After injecting itself into all running processes, the malware acts as a system-wide parasite, leaving no identifiable signs of infection even during meticulous in-depth inspections.
Symbiote uses the BPF (Berkeley Packet Filter) hooking functionality to sniff network data packets and to hide its own communication channels from security tools.
This novel threat was discovered and analyzed by BlackBerry and Intezer Labs researchers, who worked together to uncover all aspects of the new malware in a detailed technical report. According to them, Symbiote has been under active development since last year.
System-wide infection via shared objects
Instead of having the typical form of an executable, Symbiote is a shared object (SO) library that gets loaded into running processes using the LD_PRELOAD directive to gain priority against other SOs.
By being the first to load, Symbiote can hook the “libc” and “libpcap” functions and perform various actions to conceal its presence, like hiding parasitic processes, hiding files deployed with the malware, and more.
“When it injects itself into processes, the malware can choose which results it displays,” the security researchers revealed in a report published today.
“If an administrator starts a packet capture on the infected machine to investigate some suspicious network traffic, Symbiote will inject itself into the inspection software’s process and use BPF hooking to filter out results that would reveal its activity.”
To hide its malicious network activity on the compromised machine, Symbiote scrubs connection entries it wants to hide, performs packet filtering via BPF, and removes UDP traffic to domain names in its list.
Backdoors and data theft
This stealthy new malware is primarily used for automated credential harvesting from hacked Linux devices by hooking the “libc read” function.

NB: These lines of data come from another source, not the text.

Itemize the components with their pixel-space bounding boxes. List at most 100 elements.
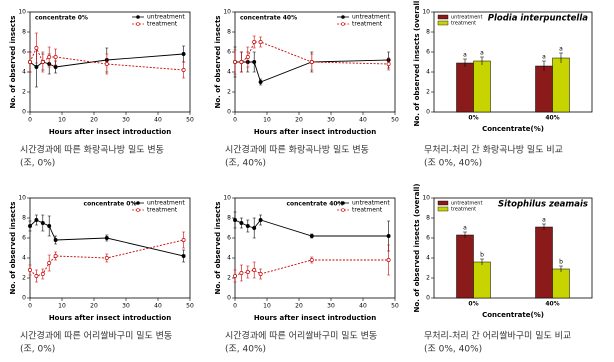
y-tick-label: 2 bbox=[22, 89, 26, 96]
data-point bbox=[28, 268, 32, 272]
data-point bbox=[252, 40, 257, 44]
legend-marker bbox=[341, 201, 345, 205]
caption: 시간경과에 따른 어리쌀바구미 밀도 변동 bbox=[20, 330, 172, 342]
significance-letter: b bbox=[480, 252, 484, 259]
data-point bbox=[239, 221, 244, 225]
x-tick-label: 0 bbox=[28, 303, 32, 310]
legend-label: untreatment bbox=[147, 14, 185, 21]
legend-label: treatment bbox=[451, 21, 476, 27]
error-bar bbox=[480, 258, 484, 265]
y-tick-label: 10 bbox=[18, 195, 26, 202]
bar bbox=[473, 261, 491, 299]
data-point bbox=[34, 218, 39, 222]
chart-title: Plodia interpunctella bbox=[488, 14, 589, 24]
x-tick-label: 0% bbox=[468, 115, 478, 122]
legend-label: untreatment bbox=[451, 15, 482, 21]
legend-swatch bbox=[437, 206, 449, 212]
y-tick-label: 6 bbox=[426, 49, 430, 56]
y-tick-label: 2 bbox=[426, 89, 430, 96]
data-point bbox=[53, 238, 58, 242]
data-point bbox=[233, 218, 237, 222]
bar bbox=[552, 57, 570, 113]
y-tick-label: 2 bbox=[426, 275, 430, 282]
x-tick-label: 40 bbox=[154, 117, 162, 124]
y-tick-label: 4 bbox=[22, 255, 26, 262]
x-axis-label: Concentrate(%) bbox=[482, 311, 544, 319]
data-point bbox=[104, 256, 109, 260]
y-tick-label: 8 bbox=[22, 29, 26, 36]
data-point bbox=[386, 62, 391, 66]
y-tick-label: 8 bbox=[227, 215, 231, 222]
caption: (조, 40%) bbox=[225, 345, 266, 355]
data-point bbox=[233, 60, 237, 64]
x-tick-label: 40 bbox=[154, 303, 162, 310]
y-axis-label: No. of observed insects bbox=[214, 202, 222, 295]
data-point bbox=[104, 62, 109, 66]
caption: 무처리-처리 간 어리쌀바구미 밀도 비교 bbox=[424, 330, 571, 342]
data-point bbox=[309, 60, 314, 64]
data-point bbox=[245, 55, 250, 59]
x-axis-label: Hours after insect introduction bbox=[49, 128, 171, 136]
y-tick-label: 10 bbox=[422, 195, 430, 202]
bar bbox=[473, 60, 491, 113]
data-point bbox=[53, 55, 58, 59]
x-tick-label: 30 bbox=[327, 303, 335, 310]
y-tick-label: 0 bbox=[227, 109, 231, 116]
x-tick-label: 20 bbox=[90, 117, 98, 124]
chart-title: concentrate 40% bbox=[240, 15, 297, 22]
x-tick-label: 0% bbox=[468, 301, 478, 308]
y-tick-label: 4 bbox=[227, 255, 231, 262]
data-point bbox=[34, 46, 39, 50]
y-tick-label: 6 bbox=[426, 235, 430, 242]
data-point bbox=[34, 274, 39, 278]
data-point bbox=[252, 268, 257, 272]
data-point bbox=[258, 272, 263, 276]
y-tick-label: 6 bbox=[22, 235, 26, 242]
error-bar bbox=[480, 56, 484, 65]
plot-frame bbox=[433, 11, 593, 113]
data-point bbox=[233, 274, 237, 278]
legend-marker bbox=[341, 15, 345, 19]
x-tick-label: 20 bbox=[295, 117, 303, 124]
chart-title: concentrate 0% bbox=[35, 15, 88, 22]
y-tick-label: 4 bbox=[22, 69, 26, 76]
plot-frame bbox=[234, 197, 396, 299]
data-point bbox=[28, 224, 32, 228]
y-tick-label: 4 bbox=[426, 255, 430, 262]
significance-letter: b bbox=[559, 259, 563, 266]
x-tick-label: 0 bbox=[233, 303, 237, 310]
x-tick-label: 50 bbox=[391, 117, 399, 124]
data-point bbox=[53, 254, 58, 258]
caption: 시간경과에 따른 화랑곡나방 밀도 변동 bbox=[20, 144, 164, 156]
y-axis-label: No. of observed insects (overall) bbox=[413, 0, 421, 126]
x-tick-label: 10 bbox=[58, 117, 66, 124]
x-tick-label: 50 bbox=[391, 303, 399, 310]
data-point bbox=[104, 236, 109, 240]
data-point bbox=[245, 270, 250, 274]
chart-title: Sitophilus zeamais bbox=[498, 200, 588, 210]
x-axis-label: Hours after insect introduction bbox=[49, 314, 171, 322]
x-tick-label: 30 bbox=[327, 117, 335, 124]
legend-label: untreatment bbox=[147, 200, 185, 207]
caption: (조, 0%) bbox=[20, 345, 55, 355]
data-point bbox=[258, 40, 263, 44]
bar bbox=[552, 268, 570, 299]
y-tick-label: 10 bbox=[18, 9, 26, 16]
caption: (조 0%, 40%) bbox=[424, 345, 482, 355]
y-axis-label: No. of observed insects bbox=[214, 16, 222, 109]
legend-label: treatment bbox=[147, 21, 178, 28]
y-tick-label: 8 bbox=[426, 29, 430, 36]
data-point bbox=[252, 60, 257, 64]
y-tick-label: 8 bbox=[22, 215, 26, 222]
legend-marker bbox=[136, 201, 140, 205]
chart-title: concentrate 40% bbox=[286, 201, 343, 208]
y-tick-label: 2 bbox=[227, 89, 231, 96]
y-tick-label: 10 bbox=[422, 9, 430, 16]
y-axis-label: No. of observed insects (overall) bbox=[413, 184, 421, 313]
data-point bbox=[53, 65, 58, 69]
y-tick-label: 4 bbox=[227, 69, 231, 76]
legend-label: treatment bbox=[352, 207, 383, 214]
significance-letter: a bbox=[542, 217, 546, 224]
y-tick-label: 0 bbox=[22, 295, 26, 302]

This is a crucial mission when targeting Linux servers in high-value networks, as stealing admin account credentials opens the way to unobstructed lateral movement and unlimited access to the entire system.
Symbiote also gives its operators remote SHH access to the machine via the PAM service, while it also provides a way for the threat actor to gain root privileges on the system.
The malware’s targets are mostly entities engaging in the financial sector in Latin America, impersonating Brazilian banks, the country’s Federal police, etc.
“Since the malware operates as a user-land level rootkit, detecting an infection may be difficult,” the researchers concluded.
“Network telemetry can be used to detect anomalous DNS requests and security tools such as AVs and EDRs should be statically linked to ensure they are not ‘infected’ by userland rootkits.”
Such advanced and highly-evasive threats used in attacks against Linux systems are expected to increase significantly in the upcoming period, as large and valuable corporate networks use this architecture extensively.
Only last month, another similar backdoor called BPFDoor was spotted using BPF (Berkeley Packet Filter) to passively listen to incoming and outgoing network traffic on infected hosts.